Thursday, February 21, 2013

posted elsewhere neatened up a bit.
A few suggestions:
A more critical understanding of characters such as Simon Sinek, Danah Boyd and Grant McCracken, and the role of futurism and anti-humanism in intellectual life, inside and outside the academy.

No discussion of Zero Dark 30 without context. If we can refer to race–as a “political technology” we should ask about performative reinforcement in the use of the terminology of machines. What kind of esthetic is manifest?

…can we talk about Palestine?
I read Arabs on the Arab spring, before I read anthropologists. Or I read Arab academics.

Aaron Swartz killed himself facing the risk of six months in a low security federal pen, because “data wants to be free”. Palestinian prisoners in Israeli jails facing open ended sentences are on hunger strike, ready to die because people want to be free.

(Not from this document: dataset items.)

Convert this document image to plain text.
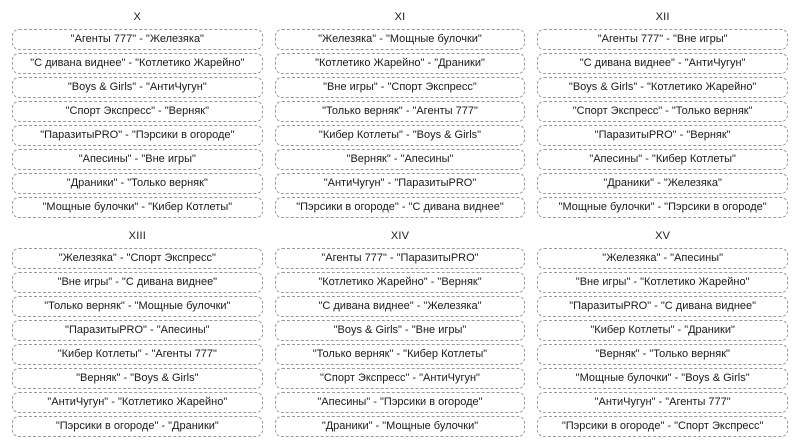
X
"Агенты 777" - "Железяка"
"С дивана виднее" - "Котлетико Жарейно"
"Boys & Girls" - "АнтиЧугун"
"Спорт Экспресс" - "Верняк"
"ПаразитыPRO" - "Пэрсики в огороде"
"Апесины" - "Вне игры"
"Драники" - "Только верняк"
"Мощные булочки" - "Кибер Котлеты"
XI
"Железяка" - "Мощные булочки"
"Котлетико Жарейно" - "Драники"
"Вне игры" - "Спорт Экспресс"
"Только верняк" - "Агенты 777"
"Кибер Котлеты" - "Boys & Girls"
"Верняк" - "Апесины"
"АнтиЧугун" - "ПаразитыPRO"
"Пэрсики в огороде" - "С дивана виднее"
XII
"Агенты 777" - "Вне игры"
"С дивана виднее" - "АнтиЧугун"
"Boys & Girls" - "Котлетико Жарейно"
"Спорт Экспресс" - "Только верняк"
"ПаразитыPRO" - "Верняк"
"Апесины" - "Кибер Котлеты"
"Драники" - "Железяка"
"Мощные булочки" - "Пэрсики в огороде"
XIII
"Железяка" - "Спорт Экспресс"
"Вне игры" - "С дивана виднее"
"Только верняк" - "Мощные булочки"
"ПаразитыPRO" - "Апесины"
"Кибер Котлеты" - "Агенты 777"
"Верняк" - "Boys & Girls"
"АнтиЧугун" - "Котлетико Жарейно"
"Пэрсики в огороде" - "Драники"
XIV
"Агенты 777" - "ПаразитыPRO"
"Котлетико Жарейно" - "Верняк"
"С дивана виднее" - "Железяка"
"Boys & Girls" - "Вне игры"
"Только верняк" - "Кибер Котлеты"
"Спорт Экспресс" - "АнтиЧугун"
"Апесины" - "Пэрсики в огороде"
"Драники" - "Мощные булочки"
XV
"Железяка" - "Апесины"
"Вне игры" - "Котлетико Жарейно"
"ПаразитыPRO" - "С дивана виднее"
"Кибер Котлеты" - "Драники"
"Верняк" - "Только верняк"
"Мощные булочки" - "Boys & Girls"
"АнтиЧугун" - "Агенты 777"
"Пэрсики в огороде" - "Спорт Экспресс"
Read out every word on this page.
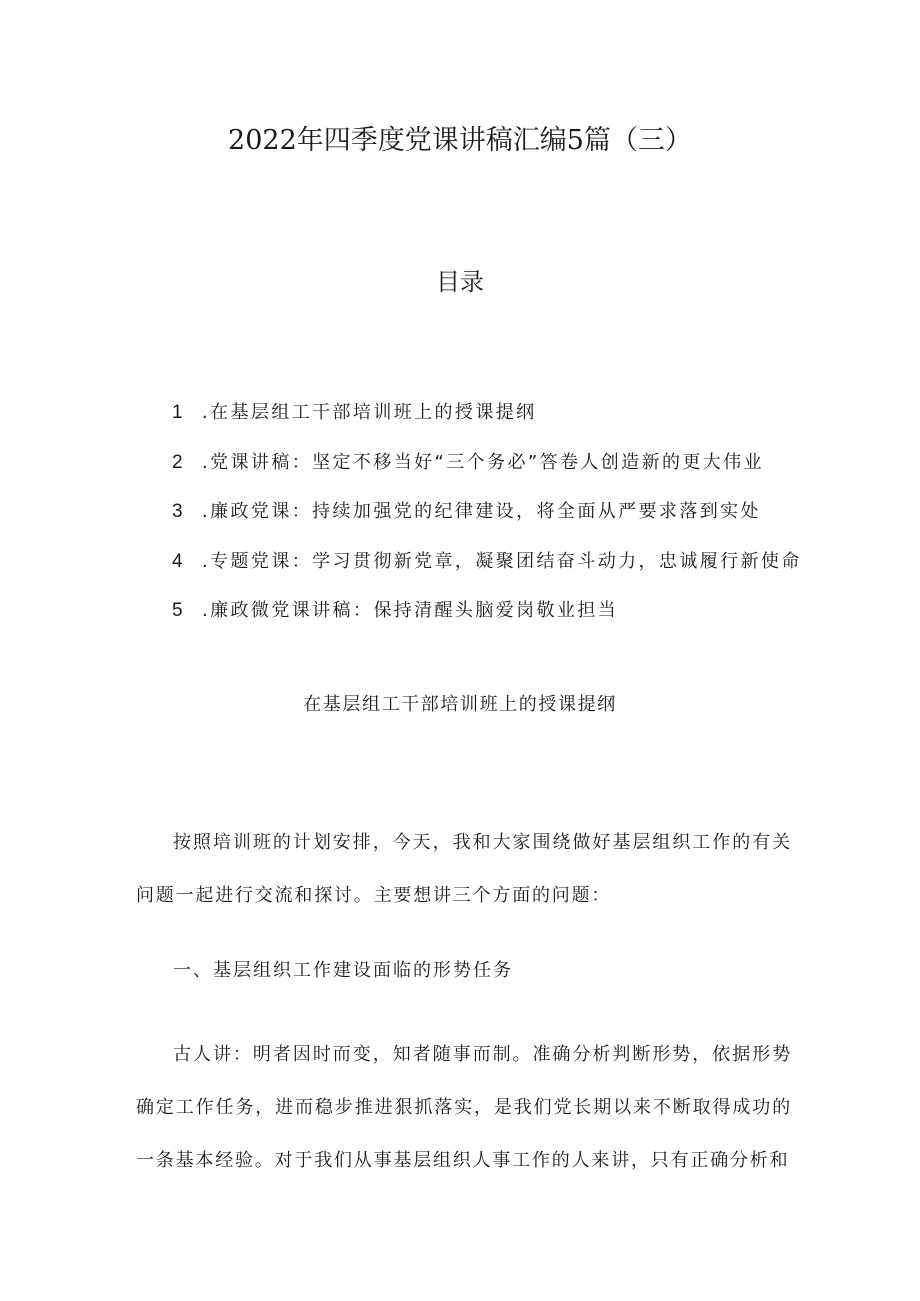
2022年四季度党课讲稿汇编5篇（三）
目录
1 .在基层组工干部培训班上的授课提纲
2 .党课讲稿：坚定不移当好“三个务必”答卷人创造新的更大伟业
3 .廉政党课：持续加强党的纪律建设，将全面从严要求落到实处
4 .专题党课：学习贯彻新党章，凝聚团结奋斗动力，忠诚履行新使命
5 .廉政微党课讲稿：保持清醒头脑爱岗敬业担当
在基层组工干部培训班上的授课提纲

按照培训班的计划安排，今天，我和大家围绕做好基层组织工作的有关问题一起进行交流和探讨。主要想讲三个方面的问题：

一、基层组织工作建设面临的形势任务

古人讲：明者因时而变，知者随事而制。准确分析判断形势，依据形势确定工作任务，进而稳步推进狠抓落实，是我们党长期以来不断取得成功的一条基本经验。对于我们从事基层组织人事工作的人来讲，只有正确分析和
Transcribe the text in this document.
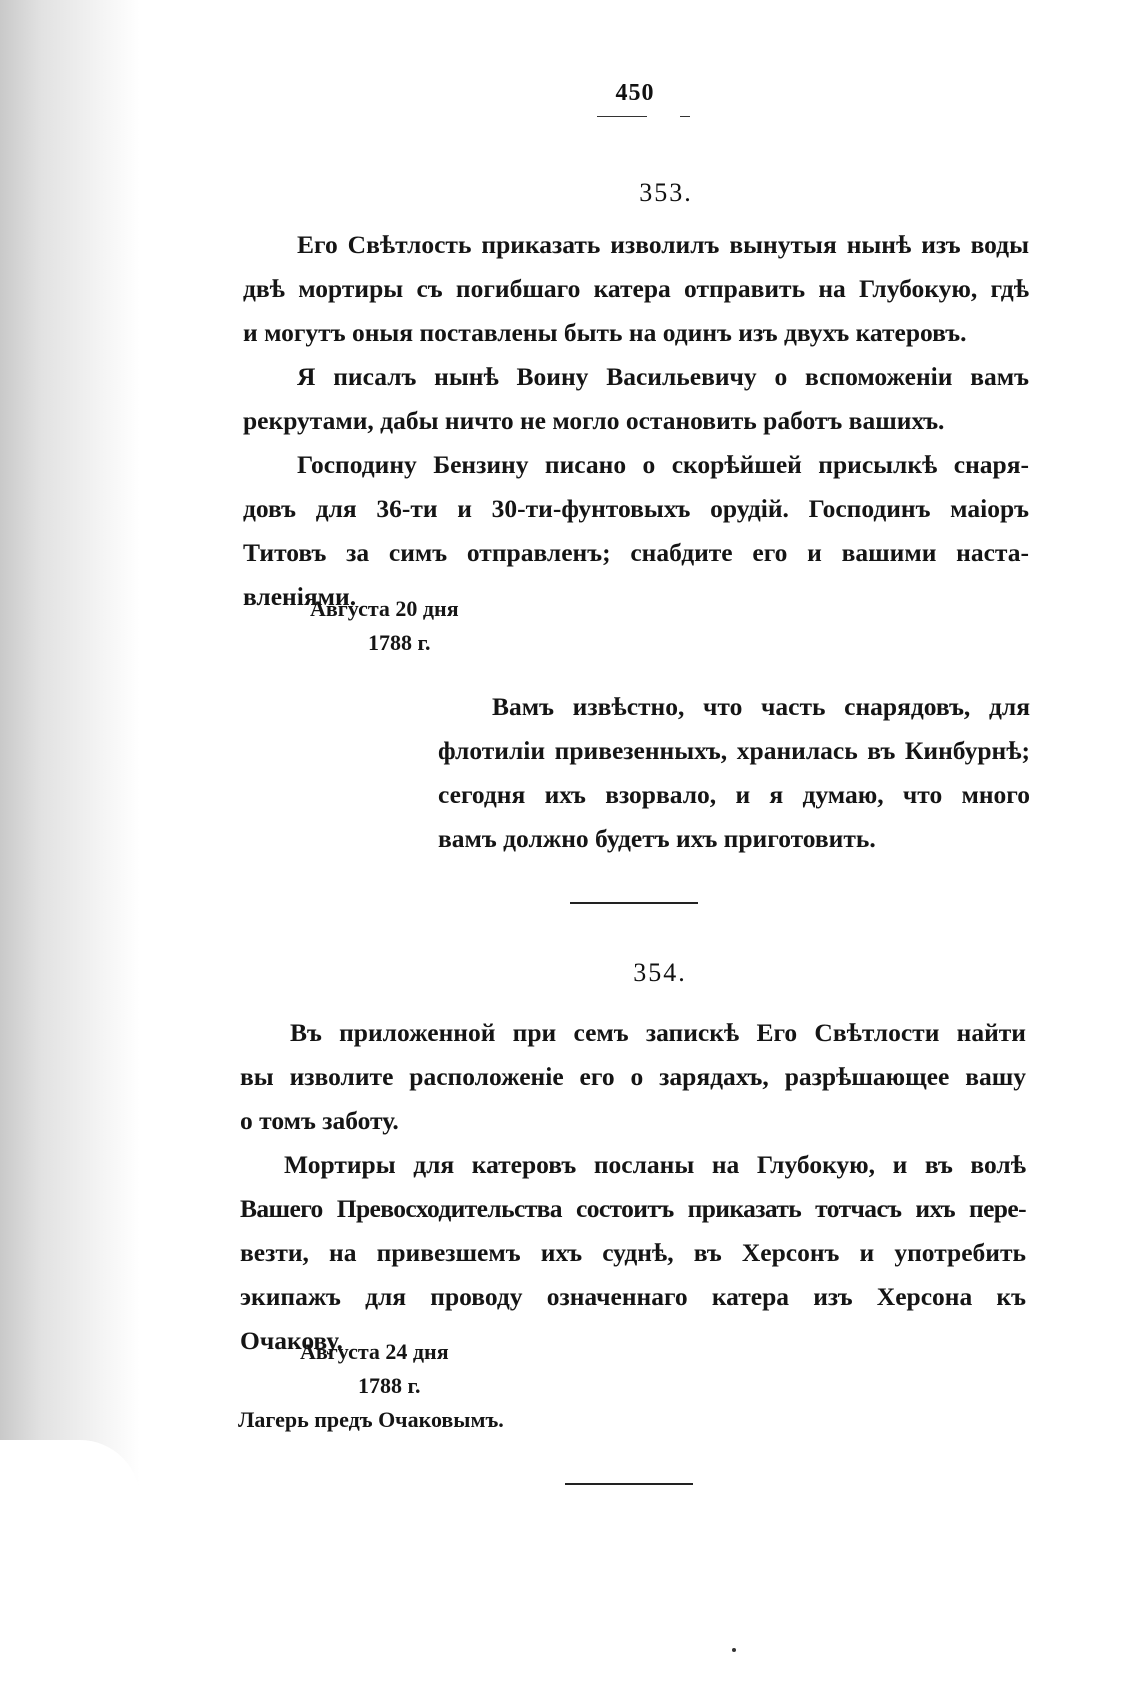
450
353.
Его Свѣтлость приказать изволилъ вынутыя нынѣ изъ воды
двѣ мортиры съ погибшаго катера отправить на Глубокую, гдѣ
и могутъ оныя поставлены быть на одинъ изъ двухъ катеровъ.
Я писалъ нынѣ Воину Васильевичу о вспоможеніи вамъ
рекрутами, дабы ничто не могло остановить работъ вашихъ.
Господину Бензину писано о скорѣйшей присылкѣ снаря-
довъ для 36-ти и 30-ти-фунтовыхъ орудій. Господинъ маіоръ
Титовъ за симъ отправленъ; снабдите его и вашими наста-
вленіями.
Августа 20 дня
1788 г.
Вамъ извѣстно, что часть снарядовъ, для
флотиліи привезенныхъ, хранилась въ Кинбурнѣ;
сегодня ихъ взорвало, и я думаю, что много
вамъ должно будетъ ихъ приготовить.
354.
Въ приложенной при семъ запискѣ Его Свѣтлости найти
вы изволите расположеніе его о зарядахъ, разрѣшающее вашу
о томъ заботу.
Мортиры для катеровъ посланы на Глубокую, и въ волѣ
Вашего Превосходительства состоитъ приказать тотчасъ ихъ пере-
везти, на привезшемъ ихъ суднѣ, въ Херсонъ и употребить
экипажъ для проводу означеннаго катера изъ Херсона къ
Очакову.
Августа 24 дня
1788 г.
Лагерь предъ Очаковымъ.
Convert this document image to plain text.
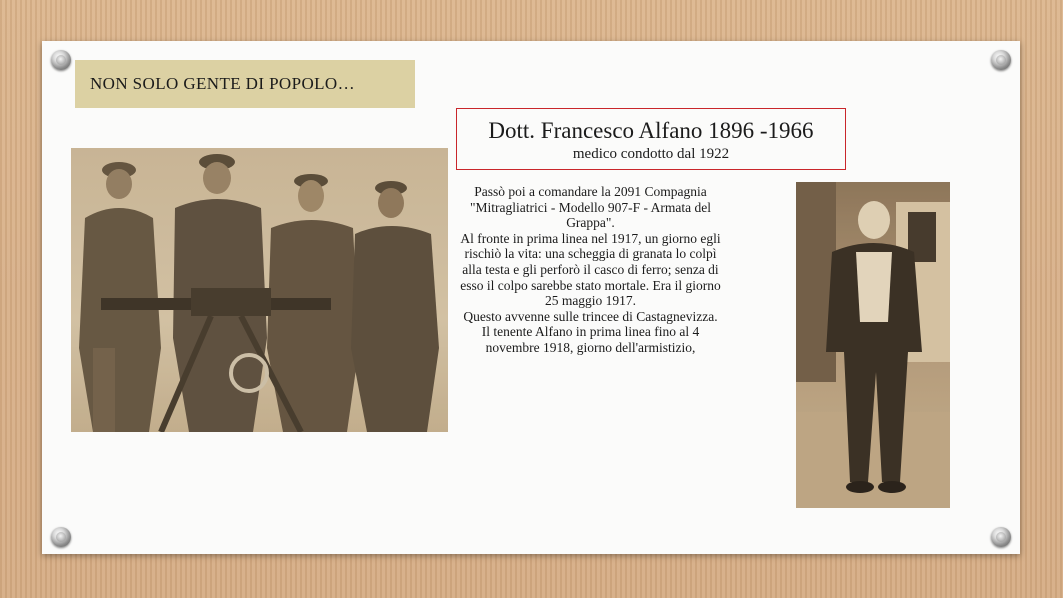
NON SOLO GENTE DI POPOLO…
Dott. Francesco Alfano 1896 -1966
medico condotto dal 1922

Passò poi a comandare la 2091 Compagnia "Mitragliatrici - Modello 907-F - Armata del Grappa".

Al fronte in prima linea nel 1917, un giorno egli rischiò la vita: una scheggia di granata lo colpì alla testa e gli perforò il casco di ferro; senza di esso il colpo sarebbe stato mortale. Era il giorno 25 maggio 1917.

Questo avvenne sulle trincee di Castagnevizza.

Il tenente Alfano in prima linea fino al 4 novembre 1918, giorno dell'armistizio,
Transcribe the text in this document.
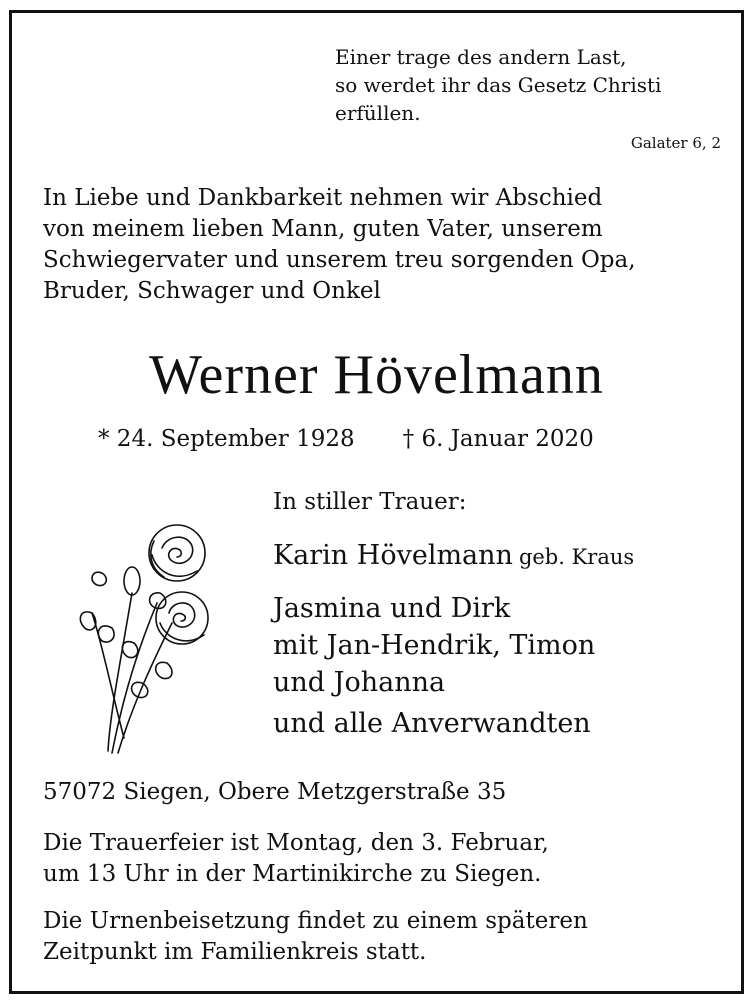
Einer trage des andern Last,
so werdet ihr das Gesetz Christi
erfüllen.
Galater 6, 2
In Liebe und Dankbarkeit nehmen wir Abschied
von meinem lieben Mann, guten Vater, unserem
Schwiegervater und unserem treu sorgenden Opa,
Bruder, Schwager und Onkel
Werner Hövelmann
* 24. September 1928 † 6. Januar 2020
In stiller Trauer:
Karin Hövelmann geb. Kraus
Jasmina und Dirk
mit Jan-Hendrik, Timon
und Johanna
und alle Anverwandten
57072 Siegen, Obere Metzgerstraße 35
Die Trauerfeier ist Montag, den 3. Februar,
um 13 Uhr in der Martinikirche zu Siegen.
Die Urnenbeisetzung findet zu einem späteren
Zeitpunkt im Familienkreis statt.
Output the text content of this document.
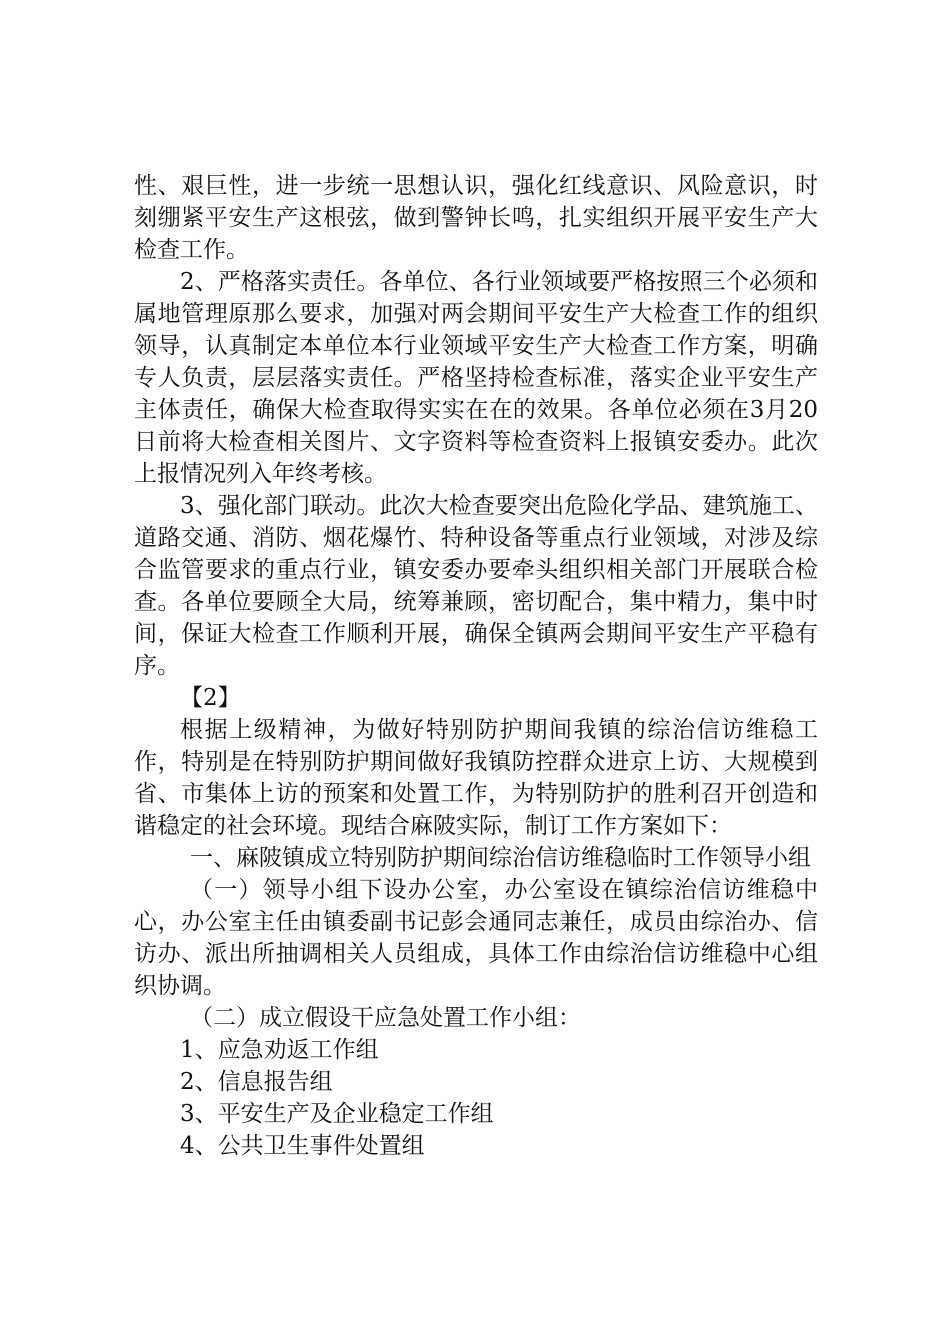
性、艰巨性，进一步统一思想认识，强化红线意识、风险意识，时刻绷紧平安生产这根弦，做到警钟长鸣，扎实组织开展平安生产大检查工作。

2、严格落实责任。各单位、各行业领域要严格按照三个必须和属地管理原那么要求，加强对两会期间平安生产大检查工作的组织领导，认真制定本单位本行业领域平安生产大检查工作方案，明确专人负责，层层落实责任。严格坚持检查标准，落实企业平安生产主体责任，确保大检查取得实实在在的效果。各单位必须在3月20日前将大检查相关图片、文字资料等检查资料上报镇安委办。此次上报情况列入年终考核。

3、强化部门联动。此次大检查要突出危险化学品、建筑施工、道路交通、消防、烟花爆竹、特种设备等重点行业领域，对涉及综合监管要求的重点行业，镇安委办要牵头组织相关部门开展联合检查。各单位要顾全大局，统筹兼顾，密切配合，集中精力，集中时间，保证大检查工作顺利开展，确保全镇两会期间平安生产平稳有序。

【2】

根据上级精神，为做好特别防护期间我镇的综治信访维稳工作，特别是在特别防护期间做好我镇防控群众进京上访、大规模到省、市集体上访的预案和处置工作，为特别防护的胜利召开创造和谐稳定的社会环境。现结合麻陂实际，制订工作方案如下：

一、麻陂镇成立特别防护期间综治信访维稳临时工作领导小组

（一）领导小组下设办公室，办公室设在镇综治信访维稳中心，办公室主任由镇委副书记彭会通同志兼任，成员由综治办、信访办、派出所抽调相关人员组成，具体工作由综治信访维稳中心组织协调。

（二）成立假设干应急处置工作小组：

1、应急劝返工作组

2、信息报告组

3、平安生产及企业稳定工作组

4、公共卫生事件处置组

Palestinians are the next wave of civil right movement: shopkeepers, housewives and husbands. They’re leading themselves just as, in the past, American blacks, women and homosexuals led themselves. When forced to face real engagement Judith Butler became an articulate and plain spoken defender of Palestinians’ claims to basic civil equality. She defended liberalism when liberals who’ve attacked her refused to. That’s the important fact, not the theoretical gobbledygook that came before. Could it be that gobbledygook was emotionally necessary as a way to defend humanism in an anti-humanist age? Maybe “theory” as poetry kept humanism alive: the poetry of technocracy, fighting against itself.

We’re the products of our culture. Our language forms us. The rise of technology and the technological imperative has resulted in a culture of pseudo-objectivity and a language and culture of happy-faced pseudo-autism: the effaced, elided self.

Who watches the watchmen? Who naturalizes the naturalizers?
How about the end of arguments from an assumption of a stable self? Not the idea of instability by the fact of it.

How about a relentless assault on the moral, esthetic, and political foundations of geekdom.